また彼につられて和みの笑いが起きた。しかし和めない。


「こちらとしてもサポートはする。そっちのマネージャーとはいつでも話は通せるから迷惑は気にしなくていい。」


「はい。恐れ入ります。」


「どうだ?情報行動隊は?」


「検討致します。」


動揺を隠してあっさりと答えた。すると科長は諦めがついたようで、


「そうか。分かった。では今日はここまでにしよう。」


そう言って、彼は背後で立っていた秘書の女に合図を送った。


「本日はありがとうございました。失礼いたします。」


僕はまずこの場を去る事を優先したかった。席を立ち、科長に背中を向けて秘書が開けた木造ドアの方へ向かう途中。。


「正直言って、、」


今度はなんだ。

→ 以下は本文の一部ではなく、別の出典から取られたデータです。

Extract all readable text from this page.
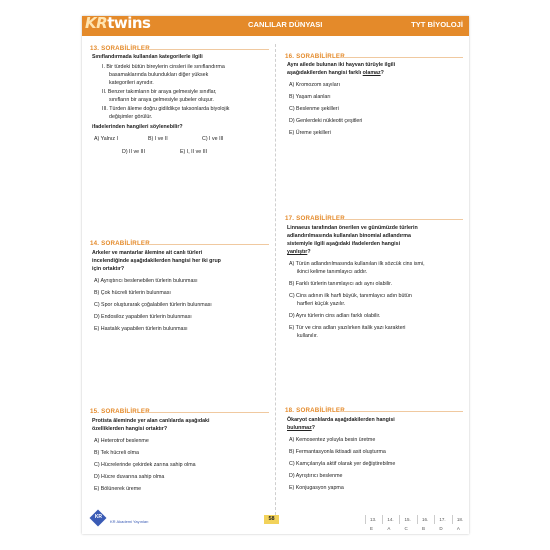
KRtwins	CANLILAR DÜNYASI	TYT BİYOLOJİ
13. SORABİLİRLER
Sınıflandırmada kullanılan kategorilerle ilgili
I. Bir türdeki bütün bireylerin cinsleri ile sınıflandırma
basamaklarında bulundukları diğer yüksek
kategorileri aynıdır.
II. Benzer takımların bir araya gelmesiyle sınıflar,
sınıfların bir araya gelmesiyle şubeler oluşur.
III. Türden âleme doğru gidildikçe taksonlarda biyolojik
değişimler görülür.
ifadelerinden hangileri söylenebilir?
A) Yalnız I	B) I ve II	C) I ve III
D) II ve III	E) I, II ve III
14. SORABİLİRLER
Arkeler ve mantarlar âlemine ait canlı türleri
incelendiğinde aşağıdakilerden hangisi her iki grup
için ortaktır?
A) Ayrıştırıcı beslenebilen türlerin bulunması
B) Çok hücreli türlerin bulunması
C) Spor oluşturarak çoğalabilen türlerin bulunması
D) Endosiloz yapabilen türlerin bulunması
E) Hastalık yapabilen türlerin bulunması
15. SORABİLİRLER
Protista âleminde yer alan canlılarda aşağıdaki
özelliklerden hangisi ortaktır?
A) Heterotrof beslenme
B) Tek hücreli olma
C) Hücrelerinde çekirdek zarına sahip olma
D) Hücre duvarına sahip olma
E) Bölünerek üreme
16. SORABİLİRLER
Aynı ailede bulunan iki hayvan türüyle ilgili
aşağıdakilerden hangisi farklı olamaz?
A) Kromozom sayıları
B) Yaşam alanları
C) Beslenme şekilleri
D) Genlerdeki nükleotit çeşitleri
E) Üreme şekilleri
17. SORABİLİRLER
Linnaeus tarafından önerilen ve günümüzde türlerin
adlandırılmasında kullanılan binomial adlandırma
sistemiyle ilgili aşağıdaki ifadelerden hangisi
yanlıştır?
A) Türün adlandırılmasında kullanılan ilk sözcük cins ismi,
ikinci kelime tanımlayıcı addır.
B) Farklı türlerin tanımlayıcı adı aynı olabilir.
C) Cins adının ilk harfi büyük, tanımlayıcı adın bütün
harfleri küçük yazılır.
D) Aynı türlerin cins adları farklı olabilir.
E) Tür ve cins adları yazılırken italik yazı karakteri
kullanılır.
18. SORABİLİRLER
Ökaryot canlılarda aşağıdakilerden hangisi
bulunmaz?
A) Kemosentez yoluyla besin üretme
B) Fermantasyonla iktisadi asit oluşturma
C) Kamçılarıyla aktif olarak yer değiştirebilme
D) Ayrıştırıcı beslenme
E) Konjugasyon yapma
KR
KR Akademi Yayınları	58	13. E
14. A
15. C
16. B
17. D
18. A
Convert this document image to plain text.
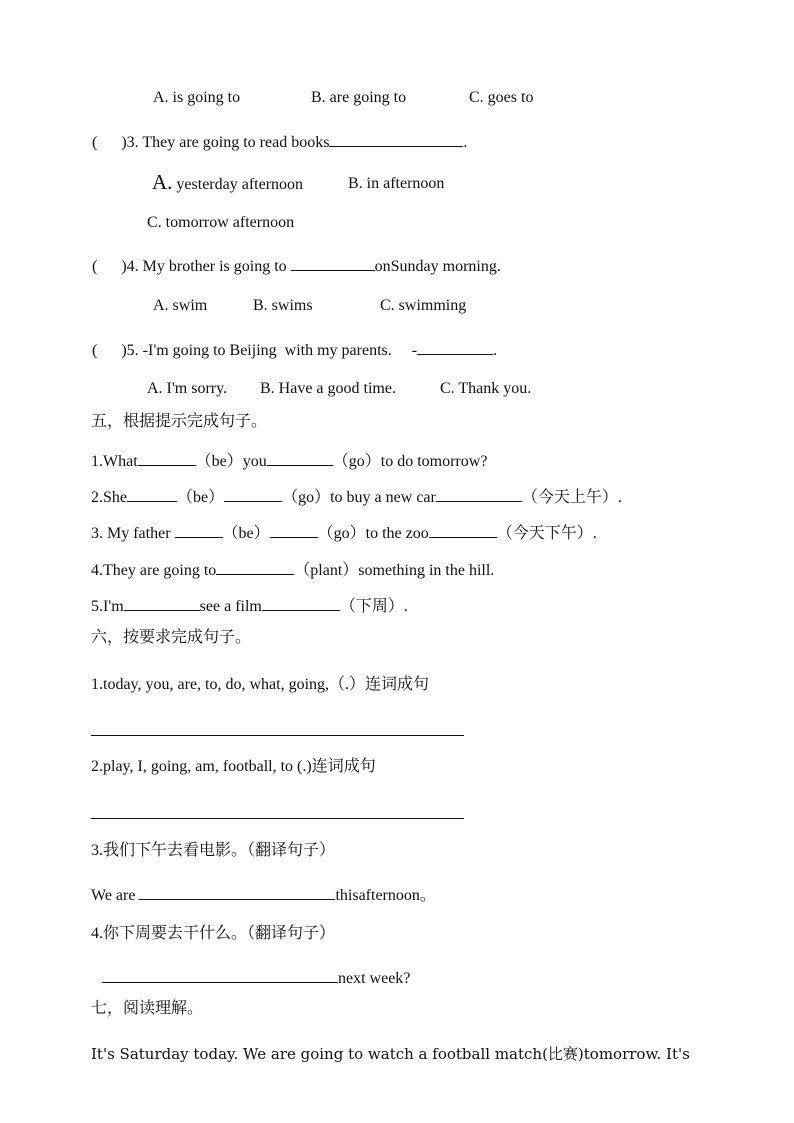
A. is going to	B. are going to	C. goes to
( )3. They are going to read books	.
A. yesterday afternoon	B. in afternoon
C. tomorrow afternoon
( )4. My brother is going to	onSunday morning.
A. swim	B. swims	C. swimming
( )5. -I'm going to Beijing  with my parents. -	.
A. I'm sorry. B. Have a good time.	C. Thank you.
五，根据提示完成句子。
1.What	（be）you	（go）to do tomorrow?
2.She	（be）	（go）to buy a new car	（今天上午）.
3. My father	（be）	（go）to the zoo	（今天下午）.
4.They are going to	（plant）something in the hill.
5.I'm	see a film	（下周）.
六，按要求完成句子。
1.today, you, are, to, do, what, going,（.）连词成句
2.play, I, going, am, football, to (.)连词成句
3.我们下午去看电影。（翻译句子）
We are	thisafternoon。
4.你下周要去干什么。（翻译句子）
next week?
七，阅读理解。
It's Saturday today. We are going to watch a football match(比赛)tomorrow. It's
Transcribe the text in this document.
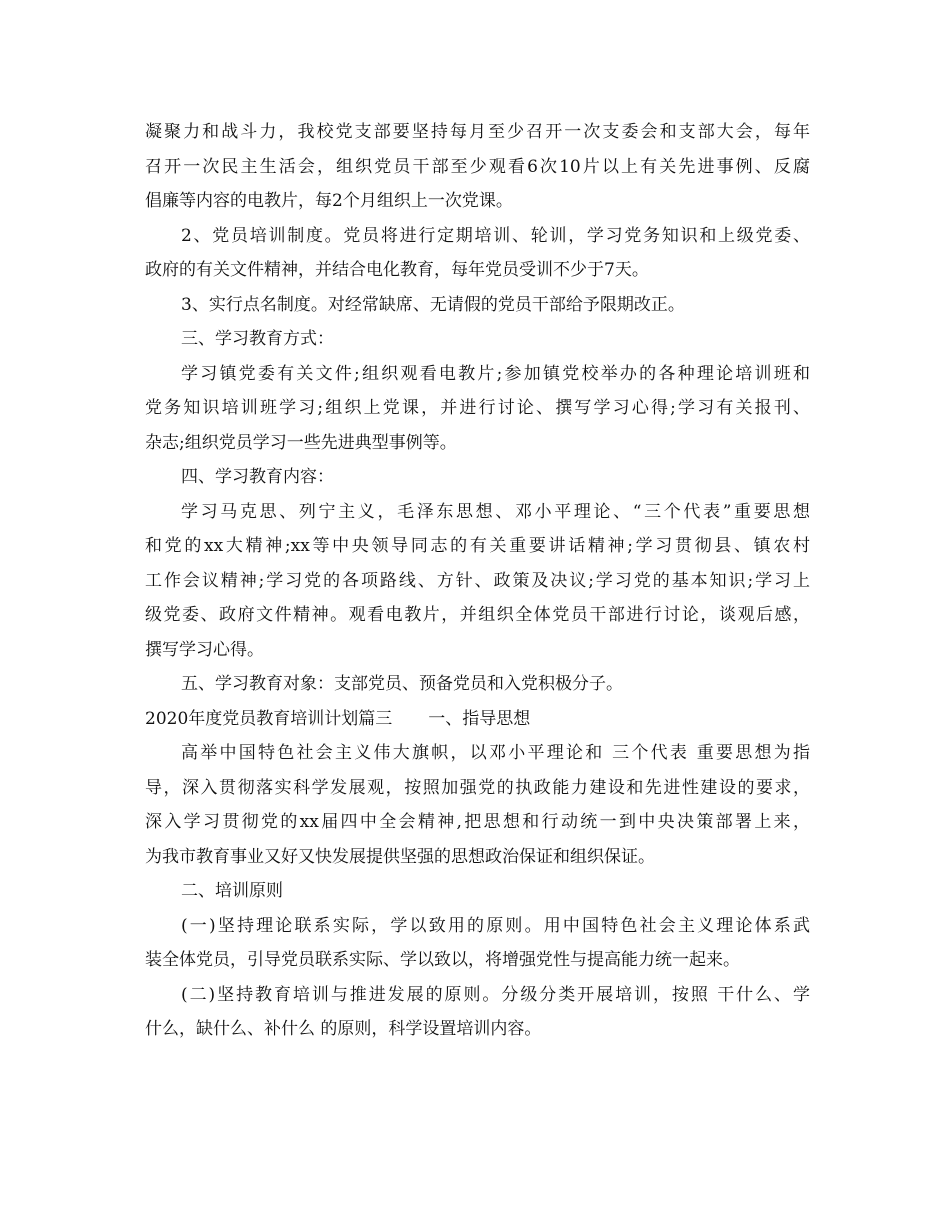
凝聚力和战斗力，我校党支部要坚持每月至少召开一次支委会和支部大会，每年
召开一次民主生活会，组织党员干部至少观看6次10片以上有关先进事例、反腐
倡廉等内容的电教片，每2个月组织上一次党课。
2、党员培训制度。党员将进行定期培训、轮训，学习党务知识和上级党委、
政府的有关文件精神，并结合电化教育，每年党员受训不少于7天。
3、实行点名制度。对经常缺席、无请假的党员干部给予限期改正。
三、学习教育方式：
学习镇党委有关文件;组织观看电教片;参加镇党校举办的各种理论培训班和
党务知识培训班学习;组织上党课，并进行讨论、撰写学习心得;学习有关报刊、
杂志;组织党员学习一些先进典型事例等。
四、学习教育内容：
学习马克思、列宁主义，毛泽东思想、邓小平理论、“三个代表”重要思想
和党的xx大精神;xx等中央领导同志的有关重要讲话精神;学习贯彻县、镇农村
工作会议精神;学习党的各项路线、方针、政策及决议;学习党的基本知识;学习上
级党委、政府文件精神。观看电教片，并组织全体党员干部进行讨论，谈观后感，
撰写学习心得。
五、学习教育对象：支部党员、预备党员和入党积极分子。
2020年度党员教育培训计划篇三 一、指导思想
高举中国特色社会主义伟大旗帜，以邓小平理论和 三个代表 重要思想为指
导，深入贯彻落实科学发展观，按照加强党的执政能力建设和先进性建设的要求，
深入学习贯彻党的xx届四中全会精神,把思想和行动统一到中央决策部署上来，
为我市教育事业又好又快发展提供坚强的思想政治保证和组织保证。
二、培训原则
(一)坚持理论联系实际，学以致用的原则。用中国特色社会主义理论体系武
装全体党员，引导党员联系实际、学以致以，将增强党性与提高能力统一起来。
(二)坚持教育培训与推进发展的原则。分级分类开展培训，按照 干什么、学
什么，缺什么、补什么 的原则，科学设置培训内容。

。


「私の見地から言わせて貰えば、君の組織内での働きは『平凡』だ。それは私の手元にある適性データと乖離している。君にはもっとずっと活躍できるだけの潜在能力がある。それを私は見てみたい。そして君も。。」


僕は何も言えず、そっと科長の方へ首を向けるだけだった。


「平凡で構わないならそれでいい。だがそうでなければ、、そこは君の選択だ。」


「はい。」


秘書はエレベーター前まで引率してくれた。あの空間を抜け出しても、もはや一生抜けられないような何かに憑かれている。興奮が収まらない。チャンスを与えられた喜び、科長本人の口から言い渡された賞賛、自分の内面に干渉されたような不信感、そして、他の社員に対して歪な形で芽生え始めた優越感。。。


頭がスピンしてしまう。とにかく今日はまっすぐ帰って、あったかいシャワーを浴びよう。下降するエレベーターはガラス張りで都市の景色が一望できた。いつの間にか雲は消え、血のような夕焼けがメガストラクチャーの平坦な壁を真っ赤に染めた。